Irgendwo auf diesem Weg, während dieser Stunden in den Bussen und Zügen, habe
ich angefangen Indien und die Menschen hier wirklich zu lieben.
Wir haben –
nicht zuletzt aufgrund der körperlichen Nähe, zu der einen diese Art zu reisen
zwingt - viele nette Bekanntschaften gemacht. Dass wir nicht die gleiche
Sprache sprechen, hat die wenigsten davon abgehalten sich unbeirrt und
ausgiebig auf Hindi oder einer der anderen Landessprachen mit uns zu
unterhalten J.
Am Sangam in
Allahabad, wo Ganges und Yamuna sich kreuzen, sind kilometerweit Zelte, kleine Geschäfte mit
allem Nötigen und kleine Restaurants aufgebaut worden. Millionen von Menschen
haben dort in den letzten Wochen gelebt um an diesem unvorstellbar riesigen, spirituellen
Festival teilzunehmen. Obwohl es eine religiöse Angelegenheit ist, herrscht
überall eine lockere, freudige Atmosphäre. Beim spirituellen Bad im Ganges
wurde viel gesungen, geplanscht und gespielt. Der Weg zum Ufer führte vorbei an
einer Schlange leprakranker Menschen, meist auf dreckigen Holzkarren mit
Rädern.
Der nächste
Halt war Varanasi, die heiligste Stadt Indiens!

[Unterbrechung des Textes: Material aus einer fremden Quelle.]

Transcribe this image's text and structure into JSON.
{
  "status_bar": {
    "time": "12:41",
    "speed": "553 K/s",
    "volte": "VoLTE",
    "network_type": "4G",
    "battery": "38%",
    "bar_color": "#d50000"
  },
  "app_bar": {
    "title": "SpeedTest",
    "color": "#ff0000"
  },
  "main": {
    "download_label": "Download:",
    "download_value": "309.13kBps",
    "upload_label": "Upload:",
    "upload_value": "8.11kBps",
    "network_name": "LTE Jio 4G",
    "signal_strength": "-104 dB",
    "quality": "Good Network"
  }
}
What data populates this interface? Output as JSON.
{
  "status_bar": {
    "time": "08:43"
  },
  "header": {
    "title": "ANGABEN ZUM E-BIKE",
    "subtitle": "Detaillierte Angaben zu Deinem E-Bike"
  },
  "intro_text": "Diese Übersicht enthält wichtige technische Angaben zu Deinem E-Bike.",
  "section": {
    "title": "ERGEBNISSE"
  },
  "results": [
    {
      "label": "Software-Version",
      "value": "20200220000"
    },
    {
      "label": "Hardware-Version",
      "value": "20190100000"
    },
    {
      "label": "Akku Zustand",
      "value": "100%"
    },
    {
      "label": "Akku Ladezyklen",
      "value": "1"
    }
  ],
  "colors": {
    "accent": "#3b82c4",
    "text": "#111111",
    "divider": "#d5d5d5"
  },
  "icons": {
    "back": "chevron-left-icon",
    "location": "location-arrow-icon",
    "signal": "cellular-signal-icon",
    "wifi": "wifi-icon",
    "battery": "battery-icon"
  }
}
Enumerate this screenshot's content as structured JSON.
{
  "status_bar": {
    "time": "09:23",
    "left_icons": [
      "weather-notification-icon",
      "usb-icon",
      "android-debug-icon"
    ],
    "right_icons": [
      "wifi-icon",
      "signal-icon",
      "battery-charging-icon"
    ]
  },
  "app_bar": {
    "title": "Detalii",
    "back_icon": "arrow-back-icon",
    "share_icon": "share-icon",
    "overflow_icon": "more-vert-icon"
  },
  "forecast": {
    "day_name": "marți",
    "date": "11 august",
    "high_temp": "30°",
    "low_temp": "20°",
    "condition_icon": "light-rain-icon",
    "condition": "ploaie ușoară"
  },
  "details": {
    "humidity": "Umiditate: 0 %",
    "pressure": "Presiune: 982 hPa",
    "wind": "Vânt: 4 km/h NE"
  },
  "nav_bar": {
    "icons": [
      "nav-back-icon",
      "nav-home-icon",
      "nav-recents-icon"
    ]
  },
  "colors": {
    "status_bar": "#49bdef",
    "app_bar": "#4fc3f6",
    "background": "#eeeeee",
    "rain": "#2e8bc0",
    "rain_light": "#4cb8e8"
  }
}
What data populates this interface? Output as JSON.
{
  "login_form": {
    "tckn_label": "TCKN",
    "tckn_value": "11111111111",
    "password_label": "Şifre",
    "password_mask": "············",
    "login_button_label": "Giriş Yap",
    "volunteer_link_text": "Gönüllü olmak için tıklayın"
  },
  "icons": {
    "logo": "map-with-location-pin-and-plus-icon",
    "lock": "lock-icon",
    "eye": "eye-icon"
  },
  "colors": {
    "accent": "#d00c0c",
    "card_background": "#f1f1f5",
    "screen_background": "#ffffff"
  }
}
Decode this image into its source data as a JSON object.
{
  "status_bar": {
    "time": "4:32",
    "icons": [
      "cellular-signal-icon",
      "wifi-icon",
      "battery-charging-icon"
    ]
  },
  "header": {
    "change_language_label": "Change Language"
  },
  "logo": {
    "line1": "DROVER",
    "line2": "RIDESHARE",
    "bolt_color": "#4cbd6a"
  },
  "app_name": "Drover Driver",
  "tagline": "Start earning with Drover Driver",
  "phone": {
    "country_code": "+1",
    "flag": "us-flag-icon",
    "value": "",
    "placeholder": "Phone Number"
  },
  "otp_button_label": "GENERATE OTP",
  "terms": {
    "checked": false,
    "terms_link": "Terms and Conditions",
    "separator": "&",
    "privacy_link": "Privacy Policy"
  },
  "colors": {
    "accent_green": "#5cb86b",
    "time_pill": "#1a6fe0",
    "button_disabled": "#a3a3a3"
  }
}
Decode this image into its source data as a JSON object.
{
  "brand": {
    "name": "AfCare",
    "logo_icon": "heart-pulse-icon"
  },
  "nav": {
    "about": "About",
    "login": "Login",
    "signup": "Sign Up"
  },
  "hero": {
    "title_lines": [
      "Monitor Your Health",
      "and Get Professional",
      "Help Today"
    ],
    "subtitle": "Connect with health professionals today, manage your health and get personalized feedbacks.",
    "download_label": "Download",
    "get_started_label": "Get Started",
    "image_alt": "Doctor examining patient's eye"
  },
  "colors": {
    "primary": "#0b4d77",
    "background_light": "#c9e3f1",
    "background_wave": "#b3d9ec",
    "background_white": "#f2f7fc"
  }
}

Millionen von Pilgern füllen
auch hier das Labyrinth schmaler Gassen in der Altstadt. Die Wege sind gesäumt
von hohen, alten Steinhäusern. In viele sind Nischen eingelassen, sodass es in
den schattigen Gassen an jeder Ecke brutzelt und brodelt. Chai und Lassis
werden in Tonkrügen serviert, was als besonders rein gilt, da sie nach einmaligem
Benutzen weggeschmissen werden – auf den Boden. Zwischen den Menschen tummeln
sich Hunde, Katzen, Kühe, Wasserbüffel und Ziegen. Dementsprechend ist auch der
Boden ziemlich zugeschissen, sodass man, wenn man in eine große Menschenmenge
gerät und sich nur noch eng aneinander gedrückt durch die Gassen bewegen kann,
schnell mal in einen Kuhfladen, Müllhaufen oder in eine Betel-Spuck-Pfütze
treten kann.
Unser
Guesthouse ist direkt hinter dem Manikarnika Ghat. Dieses Ghat ist besonders
beliebt zur Verbrennung der Toten. 24 Stunden am Tag brennen hier die Feuer.
Die Verstorbenen werden in Tücher gewickelt, auf Bambusstangen aufgebahrt und
schnellen Schritts zum Ghat eskortiert. Dort kann man beobachten wie genau die
richtige Menge Holz berechnet und um dessen Preis gefeilscht wird.
Von der
Dachterrasse aus können wir beobachten, wie die Affen von Dach zu Dach
springen, Tauben dressiert werden und kleine Jungs am Nachmittag Papierdrachen
von den Flachdächern aus steigen lassen.
Am frühen
Morgen, wenn die Sonne aufgeht, schallt der Gesang vom Morgengebet am Ganges
durch die sonst so lärmende Stadt und die ersten Menschen beginnen im Fluss ein
Bad zu nehmen und dabei in einem ihre Kleidung zu waschen.
Wegen des
Kumbh Mela sind viele Sadhus und andere heilige Babas angereist. Sie wohnen in
einfachen aus Plastikplanen errichteten Zelten entlang der Ghats. Die Zelte
sind mit bunten Decken ausgelegt und haben eine Feuerstelle. Die Sadhus sind
nackte, mit Puder eingeriebene Asketen mit langen Dreadlocks. Sie verehren
Shiva und verbringen allem Anschein nach den größten Teil ihrer Zeit damit
Leute zu segnen und mit Chillums Charas zu rauchen. Dabei sind sie sehr gastfreundlich.
Claudius hat
sich seinen Traum verwirklicht und sich eine Tabla gekauft und jeden Tag einige
Stunden bei seinem Lehrer verbracht. Ich bin währenddessen durch die Stadt
gestreunt, habe Joga gemacht – bei dem allerbesten Meister - oder bei den Babas
am Ganges gechillt.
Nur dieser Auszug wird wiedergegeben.